ARTICLE AD BOX
Acara ini diresmikan oleh Camat Denpasar Timur Ketut Sri Karyawati serta dihadiri oleh berbagai pihak, termasuk prajuru adat Banjar Kebonkuri Mangku Kesiman, pangelingsir banjar, seluruh prajuru se-Kelurahan Kesiman, Babinsa, Bhabinkamtibmas, Linmas, LPM Kelurahan Kesiman, serta perwakilan Jro Bendesa Kesiman. Selain itu, seluruh peserta lomba yang berpartisipasi dalam ajang tahunan ini turut meramaikan acara.
Lurah Kesiman, I Nyoman Nuada, menjelaskan bahwa Bulan Bahasa Bali merupakan program yang telah berjalan sejak 2018 berdasarkan Peraturan Gubernur Bali. Tahun ini, perayaan mengusung tema “Jagat Kerthi”, yang mencerminkan pentingnya keseimbangan alam dan budaya.
“Setiap tahun, kami melihat perkembangan yang positif dalam partisipasi masyarakat, baik dari anak-anak tingkat SD, remaja, hingga ibu-ibu PKK. Bukan sekadar mencari juara, lomba ini menjadi ajang kreativitas dan kebanggaan dalam melestarikan bahasa Bali,” ujar Nuada.
Tiga kategori lomba yang dilaksanakan dalam perayaan tahun ini antara lain Lomba Nyurat Aksara Bali (tingkat SD se-Kelurahan Kesiman), Lomba Masatua Bali (tingkat ibu-ibu PKK se-Kelurahan Kesiman), dan Lomba Nguwacen (tingkat remaja se-Kelurahan Kesiman).
Total peserta yang berpartisipasi tahun ini mencapai 38 orang. Nuada berharap program ini semakin mengedukasi masyarakat tentang pentingnya menjaga eksistensi bahasa Bali di tengah kemajuan zaman.
Sebelumnya, Desa Adat Kesiman telah menggelar lomba Bulan Bahasa Bali pada Minggu (2/2) di Banjar Biaung, Kesiman.
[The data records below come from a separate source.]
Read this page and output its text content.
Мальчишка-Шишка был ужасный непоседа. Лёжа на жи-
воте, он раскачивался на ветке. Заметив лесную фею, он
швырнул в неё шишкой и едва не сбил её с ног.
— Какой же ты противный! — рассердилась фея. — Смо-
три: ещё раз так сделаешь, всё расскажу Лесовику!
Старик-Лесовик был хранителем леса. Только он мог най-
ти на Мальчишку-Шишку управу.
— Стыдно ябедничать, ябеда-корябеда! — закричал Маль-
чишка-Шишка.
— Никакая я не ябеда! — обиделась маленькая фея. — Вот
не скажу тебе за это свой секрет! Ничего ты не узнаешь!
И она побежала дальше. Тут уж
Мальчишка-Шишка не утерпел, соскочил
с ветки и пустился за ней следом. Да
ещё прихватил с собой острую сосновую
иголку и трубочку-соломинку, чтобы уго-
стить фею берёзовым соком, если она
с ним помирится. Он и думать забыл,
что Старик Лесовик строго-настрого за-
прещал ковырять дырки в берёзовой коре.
Sementara itu, perayaan di Desa Kesiman Petilan dilaksanakan di Wantilan Pura Pengerebongan Kesiman pada sore harinya.
Salah satu peserta lomba Masatua Bali, Ni Ketut Mastini, yang mewakili Banjar Kebonkuri Kelod, mengungkapkan bahwa ini adalah tahun ketiganya mengikuti kompetisi tersebut.
“Tahun pertama saya mendapat juara dua, tahun lalu belum beruntung, dan tahun ini Astungkara bisa memberikan yang lebih baik. Kegiatan ini sangat positif karena menyoroti bahasa Bali sebagai identitas budaya yang harus dilestarikan,” ujar Mastini yang berprofesi sebagai guru TK dan pelatih tari.
Kelian Lingkungan Kebonkuri Kawan, I Gede Deddy Dwiviyana, mengapresiasi langkah pemerintah dalam menggelar acara ini sebagai bentuk nyata pelestarian bahasa Bali.
“Kami bangga melihat Pemerintah Provinsi dan Kota Denpasar mendukung upaya ini. Selain melibatkan anak SD, remaja, dan ibu-ibu, lomba ini juga mendapat perhatian dari prajuru banjar,” katanya.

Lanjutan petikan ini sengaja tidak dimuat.